Devinant que j’allais à lui, l’âne cessa de battre le pré; il s’avança vers moi à petits bonds.

Les bêtes, dans la jeunesse – Baptiste avait à peine cinq ans – sont de véritables enfants; elles recherchent les enfants pour courir avec eux, folâtrer avec eux, jouer avec eux. L’enfance a le privilége de certaines folies innocentes, et ce privilége, parcourant l’échelle des êtres, engendre dans toute la création de touchantes affinités.

Je m’agrippai à la crinière de Baptiste et lui grimpai sur le dos. Il partit au galop avec des reniflements joyeux.

Comme c’était bon d’aller ainsi à travers les grandes herbes qui frôlaient le ventre de ma bête, où disparaissaient mes pieds pendants! Des hautes ramures des châtaigniers tombaient sur nous de larges nappes d’ombre. Plus loin, le soleil allumait, semblables à des clartés jaunes, rouges, bleues, toutes les fleurettes du gazon. Nous ne nous occupions pas de ces contrastes.

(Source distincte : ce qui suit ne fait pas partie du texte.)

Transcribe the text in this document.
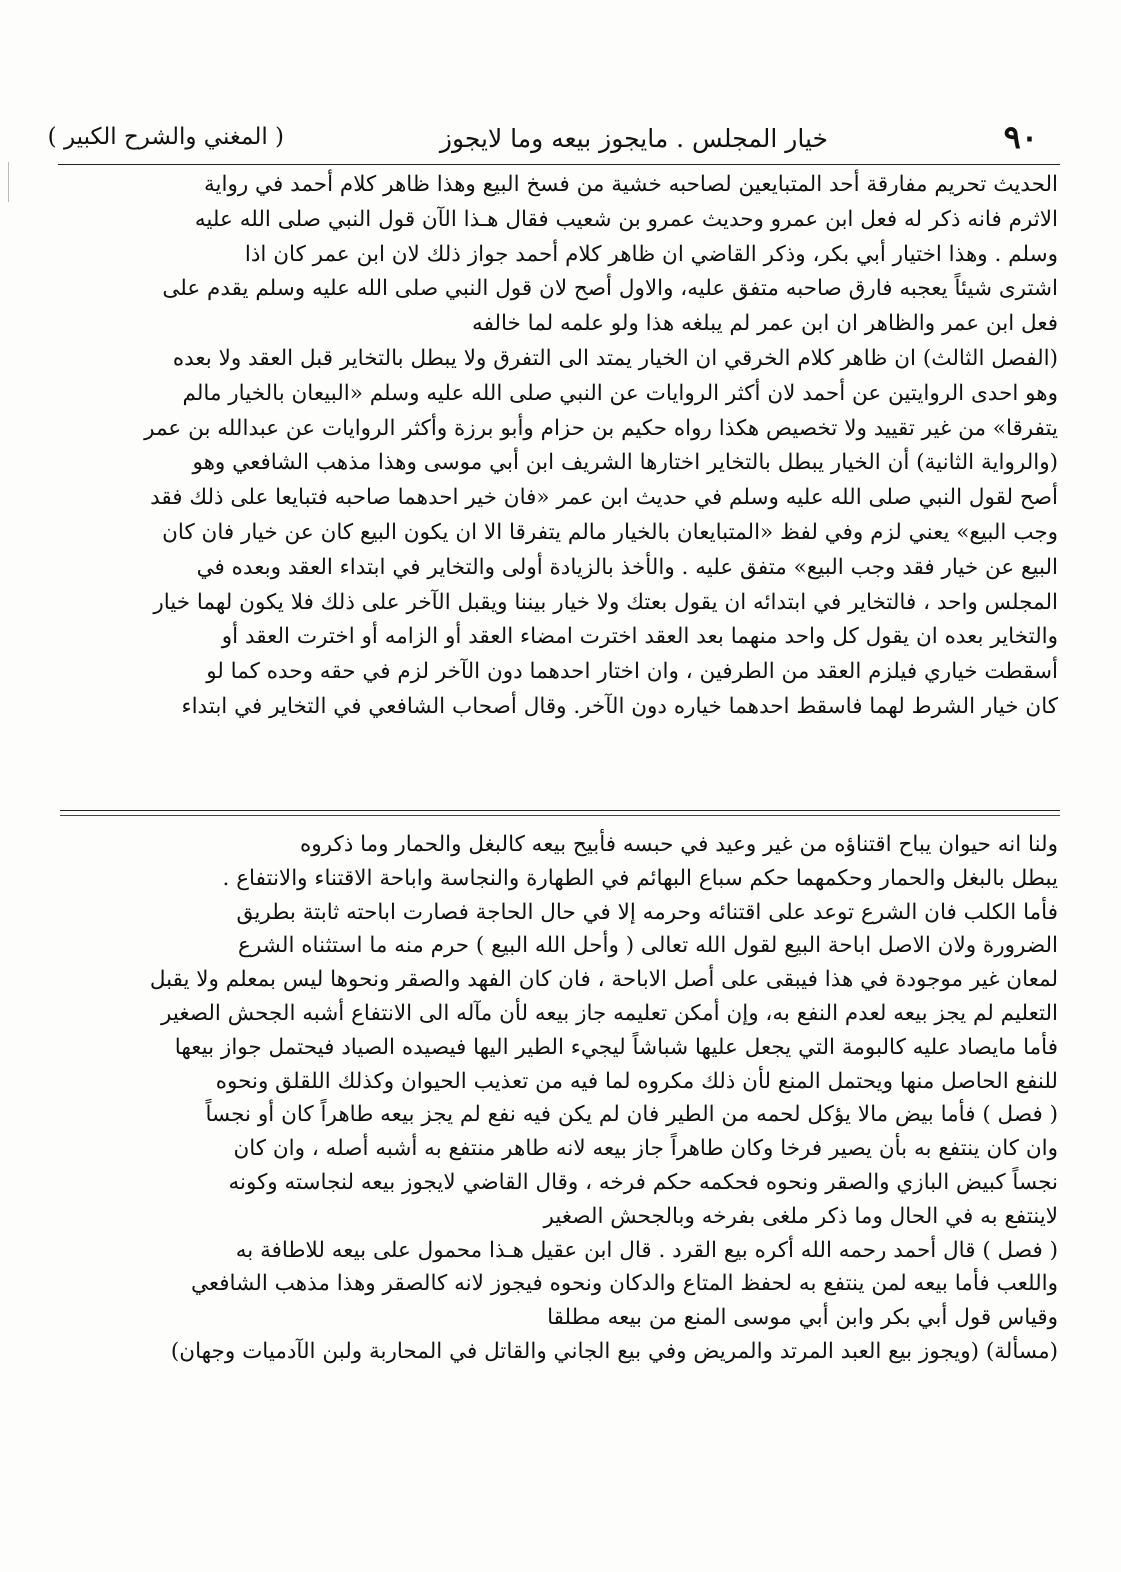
٩٠
خيار المجلس . مايجوز بيعه وما لايجوز
( المغني والشرح الكبير )
الحديث تحريم مفارقة أحد المتبايعين لصاحبه خشية من فسخ البيع وهذا ظاهر كلام أحمد في رواية
الاثرم فانه ذكر له فعل ابن عمرو وحديث عمرو بن شعيب فقال هـذا الآن قول النبي صلى الله عليه
وسلم . وهذا اختيار أبي بكر، وذكر القاضي ان ظاهر كلام أحمد جواز ذلك لان ابن عمر كان اذا
اشترى شيئاً يعجبه فارق صاحبه متفق عليه، والاول أصح لان قول النبي صلى الله عليه وسلم يقدم على
فعل ابن عمر والظاهر ان ابن عمر لم يبلغه هذا ولو علمه لما خالفه
(الفصل الثالث) ان ظاهر كلام الخرقي ان الخيار يمتد الى التفرق ولا يبطل بالتخاير قبل العقد ولا بعده
وهو احدى الروايتين عن أحمد لان أكثر الروايات عن النبي صلى الله عليه وسلم «البيعان بالخيار مالم
يتفرقا» من غير تقييد ولا تخصيص هكذا رواه حكيم بن حزام وأبو برزة وأكثر الروايات عن عبدالله بن عمر
(والرواية الثانية) أن الخيار يبطل بالتخاير اختارها الشريف ابن أبي موسى وهذا مذهب الشافعي وهو
أصح لقول النبي صلى الله عليه وسلم في حديث ابن عمر «فان خير احدهما صاحبه فتبايعا على ذلك فقد
وجب البيع» يعني لزم وفي لفظ «المتبايعان بالخيار مالم يتفرقا الا ان يكون البيع كان عن خيار فان كان
البيع عن خيار فقد وجب البيع» متفق عليه . والأخذ بالزيادة أولى والتخاير في ابتداء العقد وبعده في
المجلس واحد ، فالتخاير في ابتدائه ان يقول بعتك ولا خيار بيننا ويقبل الآخر على ذلك فلا يكون لهما خيار
والتخاير بعده ان يقول كل واحد منهما بعد العقد اخترت امضاء العقد أو الزامه أو اخترت العقد أو
أسقطت خياري فيلزم العقد من الطرفين ، وان اختار احدهما دون الآخر لزم في حقه وحده كما لو
كان خيار الشرط لهما فاسقط احدهما خياره دون الآخر. وقال أصحاب الشافعي في التخاير في ابتداء
ولنا انه حيوان يباح اقتناؤه من غير وعيد في حبسه فأبيح بيعه كالبغل والحمار وما ذكروه
يبطل بالبغل والحمار وحكمهما حكم سباع البهائم في الطهارة والنجاسة واباحة الاقتناء والانتفاع .
فأما الكلب فان الشرع توعد على اقتنائه وحرمه إلا في حال الحاجة فصارت اباحته ثابتة بطريق
الضرورة ولان الاصل اباحة البيع لقول الله تعالى ( وأحل الله البيع ) حرم منه ما استثناه الشرع
لمعان غير موجودة في هذا فيبقى على أصل الاباحة ، فان كان الفهد والصقر ونحوها ليس بمعلم ولا يقبل
التعليم لم يجز بيعه لعدم النفع به، وإن أمكن تعليمه جاز بيعه لأن مآله الى الانتفاع أشبه الجحش الصغير
فأما مايصاد عليه كالبومة التي يجعل عليها شباشاً ليجيء الطير اليها فيصيده الصياد فيحتمل جواز بيعها
للنفع الحاصل منها ويحتمل المنع لأن ذلك مكروه لما فيه من تعذيب الحيوان وكذلك اللقلق ونحوه
( فصل ) فأما بيض مالا يؤكل لحمه من الطير فان لم يكن فيه نفع لم يجز بيعه طاهراً كان أو نجساً
وان كان ينتفع به بأن يصير فرخا وكان طاهراً جاز بيعه لانه طاهر منتفع به أشبه أصله ، وان كان
نجساً كبيض البازي والصقر ونحوه فحكمه حكم فرخه ، وقال القاضي لايجوز بيعه لنجاسته وكونه
لاينتفع به في الحال وما ذكر ملغى بفرخه وبالجحش الصغير
( فصل ) قال أحمد رحمه الله أكره بيع القرد . قال ابن عقيل هـذا محمول على بيعه للاطافة به
واللعب فأما بيعه لمن ينتفع به لحفظ المتاع والدكان ونحوه فيجوز لانه كالصقر وهذا مذهب الشافعي
وقياس قول أبي بكر وابن أبي موسى المنع من بيعه مطلقا
(مسألة) (ويجوز بيع العبد المرتد والمريض وفي بيع الجاني والقاتل في المحاربة ولبن الآدميات وجهان)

Nous allions à travers l’ombre, à travers le soleil, ne songeant qu’à rire, qu’à nous amuser; car, tandis que Baptiste s’emportait davantage en son élan insensé, moi je riais aux éclats, le talonnant, le pinçant, lui parlant ainsi qu’à une personne humaine, et le caressant des deux mains à l’envi.

Barnabé, couché comme un ours sous les chênes verts, se leva. Un sifflement suraigu retentit. Ma bête, emportée, s’arrêta court.

– Descends! me cria le Frère.

Je descendis.

– Tu as de l’encre, je crois? me dit l’ermite, qui s’était rapproché.